It’s far from the only job she’s holding down these days. “There’s a book that I’m writing, a memoir,” she says, between sips of the martini she nurses most of the night. (She’s recently been converted to vodka martinis, she says; for years, she was a gin totalist.) “I do Fox,” she says—in fact, she’s a regular commentator there. “I have a contract with Newsmax, I have a column with the Daily. This was the latest thing I couldn’t say no to. I’m busier than I’ve ever been, but I’m also happier than I’ve been, because I get to stretch.”
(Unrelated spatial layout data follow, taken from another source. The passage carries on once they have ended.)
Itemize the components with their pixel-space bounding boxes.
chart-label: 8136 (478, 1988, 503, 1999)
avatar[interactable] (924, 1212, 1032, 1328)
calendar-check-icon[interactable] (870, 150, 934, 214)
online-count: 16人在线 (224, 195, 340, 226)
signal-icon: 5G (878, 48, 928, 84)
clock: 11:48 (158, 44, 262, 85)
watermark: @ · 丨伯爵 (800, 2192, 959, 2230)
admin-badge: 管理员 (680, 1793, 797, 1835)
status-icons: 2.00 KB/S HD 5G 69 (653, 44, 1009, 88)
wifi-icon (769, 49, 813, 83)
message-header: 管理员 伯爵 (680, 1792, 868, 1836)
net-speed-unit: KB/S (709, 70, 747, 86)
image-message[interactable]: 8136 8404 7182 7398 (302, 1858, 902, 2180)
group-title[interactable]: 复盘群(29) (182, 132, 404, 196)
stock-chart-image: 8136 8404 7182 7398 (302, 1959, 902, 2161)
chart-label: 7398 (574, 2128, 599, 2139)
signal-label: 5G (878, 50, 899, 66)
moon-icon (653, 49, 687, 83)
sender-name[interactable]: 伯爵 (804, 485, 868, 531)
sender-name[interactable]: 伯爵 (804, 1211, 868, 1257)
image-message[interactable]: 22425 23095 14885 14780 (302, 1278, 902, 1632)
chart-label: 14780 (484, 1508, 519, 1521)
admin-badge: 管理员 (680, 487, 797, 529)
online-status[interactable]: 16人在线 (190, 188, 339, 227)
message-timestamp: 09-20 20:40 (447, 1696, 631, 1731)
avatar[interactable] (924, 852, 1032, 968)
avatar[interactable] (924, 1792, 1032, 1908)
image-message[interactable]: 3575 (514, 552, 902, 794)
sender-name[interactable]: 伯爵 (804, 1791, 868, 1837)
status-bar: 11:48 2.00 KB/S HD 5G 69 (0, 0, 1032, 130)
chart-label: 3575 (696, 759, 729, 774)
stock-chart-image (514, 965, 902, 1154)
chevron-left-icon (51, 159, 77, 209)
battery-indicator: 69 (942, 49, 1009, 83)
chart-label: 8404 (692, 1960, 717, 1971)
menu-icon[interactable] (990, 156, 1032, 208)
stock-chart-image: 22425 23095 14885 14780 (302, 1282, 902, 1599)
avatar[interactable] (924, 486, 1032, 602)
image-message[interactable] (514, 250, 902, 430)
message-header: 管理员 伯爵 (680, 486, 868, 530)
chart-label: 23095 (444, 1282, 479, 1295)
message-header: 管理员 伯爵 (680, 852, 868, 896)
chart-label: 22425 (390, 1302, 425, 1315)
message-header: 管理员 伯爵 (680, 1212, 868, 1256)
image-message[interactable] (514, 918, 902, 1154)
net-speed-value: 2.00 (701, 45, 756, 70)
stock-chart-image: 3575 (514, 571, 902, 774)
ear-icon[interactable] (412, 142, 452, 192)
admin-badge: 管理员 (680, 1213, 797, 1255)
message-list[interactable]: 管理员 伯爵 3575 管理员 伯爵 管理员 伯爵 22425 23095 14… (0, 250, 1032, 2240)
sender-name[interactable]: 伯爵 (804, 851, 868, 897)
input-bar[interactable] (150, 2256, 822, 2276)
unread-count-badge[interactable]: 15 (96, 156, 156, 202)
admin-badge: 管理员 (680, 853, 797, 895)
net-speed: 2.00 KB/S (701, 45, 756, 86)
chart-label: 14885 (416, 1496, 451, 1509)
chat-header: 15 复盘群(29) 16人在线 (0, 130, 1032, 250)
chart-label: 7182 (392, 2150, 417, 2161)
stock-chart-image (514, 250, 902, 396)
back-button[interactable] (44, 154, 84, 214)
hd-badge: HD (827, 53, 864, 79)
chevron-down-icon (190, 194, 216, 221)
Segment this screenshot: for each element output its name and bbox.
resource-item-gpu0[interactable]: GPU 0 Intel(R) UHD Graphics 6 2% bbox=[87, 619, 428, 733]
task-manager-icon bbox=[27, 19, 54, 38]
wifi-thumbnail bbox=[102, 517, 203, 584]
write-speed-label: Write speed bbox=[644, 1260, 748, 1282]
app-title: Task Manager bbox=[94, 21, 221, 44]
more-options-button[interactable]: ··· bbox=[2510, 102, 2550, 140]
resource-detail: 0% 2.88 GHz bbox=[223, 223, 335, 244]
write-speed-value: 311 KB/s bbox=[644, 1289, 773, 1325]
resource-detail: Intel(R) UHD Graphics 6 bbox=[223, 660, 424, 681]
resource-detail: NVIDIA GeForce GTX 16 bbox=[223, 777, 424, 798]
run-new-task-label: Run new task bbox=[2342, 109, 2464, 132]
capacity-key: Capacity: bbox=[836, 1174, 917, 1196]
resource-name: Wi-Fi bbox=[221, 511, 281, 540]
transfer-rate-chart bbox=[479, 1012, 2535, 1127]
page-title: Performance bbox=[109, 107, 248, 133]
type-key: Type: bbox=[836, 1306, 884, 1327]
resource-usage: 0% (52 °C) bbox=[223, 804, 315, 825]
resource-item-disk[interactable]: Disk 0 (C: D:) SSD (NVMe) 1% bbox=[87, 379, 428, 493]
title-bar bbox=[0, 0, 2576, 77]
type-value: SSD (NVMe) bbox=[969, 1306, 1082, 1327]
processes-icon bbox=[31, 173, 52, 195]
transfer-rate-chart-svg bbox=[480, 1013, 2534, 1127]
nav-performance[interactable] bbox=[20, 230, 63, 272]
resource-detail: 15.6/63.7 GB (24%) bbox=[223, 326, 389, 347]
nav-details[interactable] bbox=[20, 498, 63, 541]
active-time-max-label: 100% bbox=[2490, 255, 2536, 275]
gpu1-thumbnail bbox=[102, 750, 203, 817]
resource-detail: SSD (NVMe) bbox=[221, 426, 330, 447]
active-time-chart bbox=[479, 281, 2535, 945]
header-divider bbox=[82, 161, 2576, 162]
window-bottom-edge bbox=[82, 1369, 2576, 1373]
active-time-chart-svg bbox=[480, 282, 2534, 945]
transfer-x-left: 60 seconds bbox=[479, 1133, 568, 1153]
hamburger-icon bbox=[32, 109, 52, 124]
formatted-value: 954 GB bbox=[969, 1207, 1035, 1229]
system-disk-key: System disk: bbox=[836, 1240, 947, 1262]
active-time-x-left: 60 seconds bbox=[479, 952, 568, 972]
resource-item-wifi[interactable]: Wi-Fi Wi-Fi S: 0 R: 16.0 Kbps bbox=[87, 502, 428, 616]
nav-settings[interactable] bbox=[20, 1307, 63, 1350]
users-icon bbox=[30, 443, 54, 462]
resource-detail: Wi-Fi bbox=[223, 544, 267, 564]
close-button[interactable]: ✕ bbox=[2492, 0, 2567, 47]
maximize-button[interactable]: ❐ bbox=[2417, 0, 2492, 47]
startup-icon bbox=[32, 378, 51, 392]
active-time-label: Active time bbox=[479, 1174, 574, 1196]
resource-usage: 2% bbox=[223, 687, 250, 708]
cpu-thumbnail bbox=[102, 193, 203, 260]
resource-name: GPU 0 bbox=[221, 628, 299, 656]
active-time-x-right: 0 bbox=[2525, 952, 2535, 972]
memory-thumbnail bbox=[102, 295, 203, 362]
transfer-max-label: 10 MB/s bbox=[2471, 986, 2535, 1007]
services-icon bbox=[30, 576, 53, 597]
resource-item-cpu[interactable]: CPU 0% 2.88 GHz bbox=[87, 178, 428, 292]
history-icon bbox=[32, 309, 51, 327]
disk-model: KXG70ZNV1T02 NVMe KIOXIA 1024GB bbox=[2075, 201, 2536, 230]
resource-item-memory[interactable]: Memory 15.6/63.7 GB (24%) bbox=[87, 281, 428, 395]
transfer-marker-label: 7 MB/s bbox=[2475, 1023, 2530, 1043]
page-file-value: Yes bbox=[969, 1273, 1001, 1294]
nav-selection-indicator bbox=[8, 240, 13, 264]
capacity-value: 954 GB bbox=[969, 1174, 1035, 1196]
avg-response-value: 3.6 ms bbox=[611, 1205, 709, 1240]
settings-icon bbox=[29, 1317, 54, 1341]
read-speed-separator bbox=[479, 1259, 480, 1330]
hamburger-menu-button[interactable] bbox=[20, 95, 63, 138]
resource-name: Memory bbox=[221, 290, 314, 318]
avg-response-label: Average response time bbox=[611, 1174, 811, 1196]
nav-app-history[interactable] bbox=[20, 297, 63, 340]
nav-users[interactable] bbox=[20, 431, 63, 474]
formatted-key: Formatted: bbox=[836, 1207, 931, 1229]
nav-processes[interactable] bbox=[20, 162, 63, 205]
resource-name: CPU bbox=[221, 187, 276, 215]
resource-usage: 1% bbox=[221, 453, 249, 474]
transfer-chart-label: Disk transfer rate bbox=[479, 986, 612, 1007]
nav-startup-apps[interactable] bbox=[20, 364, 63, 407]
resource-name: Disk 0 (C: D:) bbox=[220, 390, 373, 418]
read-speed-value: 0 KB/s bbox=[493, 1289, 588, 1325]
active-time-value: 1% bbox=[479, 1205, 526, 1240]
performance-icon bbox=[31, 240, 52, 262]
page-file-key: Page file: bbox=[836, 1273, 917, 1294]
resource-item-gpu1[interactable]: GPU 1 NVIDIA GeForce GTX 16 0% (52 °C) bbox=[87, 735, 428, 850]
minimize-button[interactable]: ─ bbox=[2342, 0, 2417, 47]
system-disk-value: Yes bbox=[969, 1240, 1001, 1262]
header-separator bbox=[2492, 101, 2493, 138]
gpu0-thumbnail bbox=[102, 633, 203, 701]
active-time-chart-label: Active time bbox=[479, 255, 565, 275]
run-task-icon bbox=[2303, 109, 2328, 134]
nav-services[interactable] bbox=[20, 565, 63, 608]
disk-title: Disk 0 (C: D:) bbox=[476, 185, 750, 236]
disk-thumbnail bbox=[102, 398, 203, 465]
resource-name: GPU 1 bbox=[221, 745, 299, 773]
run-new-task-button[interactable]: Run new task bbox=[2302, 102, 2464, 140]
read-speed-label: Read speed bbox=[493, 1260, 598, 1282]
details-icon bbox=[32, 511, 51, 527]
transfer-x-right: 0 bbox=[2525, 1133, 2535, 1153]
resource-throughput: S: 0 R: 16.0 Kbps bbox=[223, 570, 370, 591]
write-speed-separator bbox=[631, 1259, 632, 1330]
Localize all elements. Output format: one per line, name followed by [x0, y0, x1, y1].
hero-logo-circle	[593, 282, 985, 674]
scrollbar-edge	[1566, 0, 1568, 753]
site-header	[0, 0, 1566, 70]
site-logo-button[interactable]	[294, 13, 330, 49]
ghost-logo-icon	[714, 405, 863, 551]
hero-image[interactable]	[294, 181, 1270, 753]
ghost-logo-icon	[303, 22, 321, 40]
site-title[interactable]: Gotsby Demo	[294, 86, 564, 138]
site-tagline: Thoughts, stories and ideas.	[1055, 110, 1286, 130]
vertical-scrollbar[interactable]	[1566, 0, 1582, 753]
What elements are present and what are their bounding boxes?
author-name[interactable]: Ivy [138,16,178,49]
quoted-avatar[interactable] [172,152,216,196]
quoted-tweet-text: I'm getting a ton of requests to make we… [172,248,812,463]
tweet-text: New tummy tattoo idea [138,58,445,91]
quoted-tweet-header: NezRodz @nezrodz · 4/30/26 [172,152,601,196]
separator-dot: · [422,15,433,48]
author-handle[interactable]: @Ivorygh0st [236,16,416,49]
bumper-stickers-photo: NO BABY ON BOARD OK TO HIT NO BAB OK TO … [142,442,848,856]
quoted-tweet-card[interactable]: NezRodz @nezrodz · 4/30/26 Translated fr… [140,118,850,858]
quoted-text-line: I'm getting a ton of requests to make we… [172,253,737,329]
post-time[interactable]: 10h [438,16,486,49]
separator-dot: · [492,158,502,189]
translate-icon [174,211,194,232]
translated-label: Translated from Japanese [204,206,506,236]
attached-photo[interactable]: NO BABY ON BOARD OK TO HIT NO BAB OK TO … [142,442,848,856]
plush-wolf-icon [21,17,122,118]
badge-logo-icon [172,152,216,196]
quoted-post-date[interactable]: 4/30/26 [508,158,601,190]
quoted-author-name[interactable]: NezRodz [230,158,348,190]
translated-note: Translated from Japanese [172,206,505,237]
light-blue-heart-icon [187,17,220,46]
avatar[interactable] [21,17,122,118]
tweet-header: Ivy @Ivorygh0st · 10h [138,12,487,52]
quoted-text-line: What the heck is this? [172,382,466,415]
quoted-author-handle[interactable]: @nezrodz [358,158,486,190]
When literary editor David Samuels called her to take on theater-critic duties, Miller says she was surprised. “On one level, everything David brings me is a surprise. That’s probably why we’re friends.” (The two met a few years ago in bombed-out Beirut, where she was the only reporter to volunteer to join Samuels for a visit to Hezbollah headquarters.) “On another level, I thought it was really natural, and I needed to think about something else. I go to the theater all the time, I’ve always gone to the theater—because why else would you live in New York? What’s the point of being in New York if you don’t go to the theater?”

Showbiz, she explains, is in her blood. Her father, Bill Miller, owned the storied Riviera nightclub in Fort Lee, New Jersey. “I think one of my first memories was watching Tony Bennett sing. I remember Frank Sinatra, and Zero Mostel doing his inimitable thing. My father was a true democrat,” she says—quickly adding, “small d.” “The only thing he cared about was the talent, and he had an amazing eye for it. He was kind of like the Roger Ailes of the nightclub scene.” She means that as praise, and goes on to compliment her Fox boss’s “unerring instincts about TV, what works on TV—I kick myself every morning that I didn’t get my mother’s blonde hair!”

As a theatergoer, Miller has a weakness for divas. In the sixties, her father took her to see Streisand in Funny Girl five nights straight. “So many people have never gotten to see her displaying her true talent, as a musical-theater actress on the stage,” Miller says. “You forget the nose, you forget all the things she worries about. You just see this amazing raw talent. Funny, constantly evolving.” She’s an unabashed fan of musicals, but no pushover for shows that simply go through the motions: As a critic, she’ll be on the lookout for those grabber moments. “That’s why I wear an Indiglo watch,” she says, tapping its face for emphasis, “so I can see when the first redeeming line arrives.”

For his part, Samuels says hiring Miller was a no-brainer. “Politics is theater,” he says. “The most expensive theater we have. It costs people their lives, it costs nations their treasure, and Judy’s reported on all of that. She’s seen the best actors in the world!”

Miller tends to agree. “Once you’ve seen Qaddafi,” she deadpans, “everything else pales.”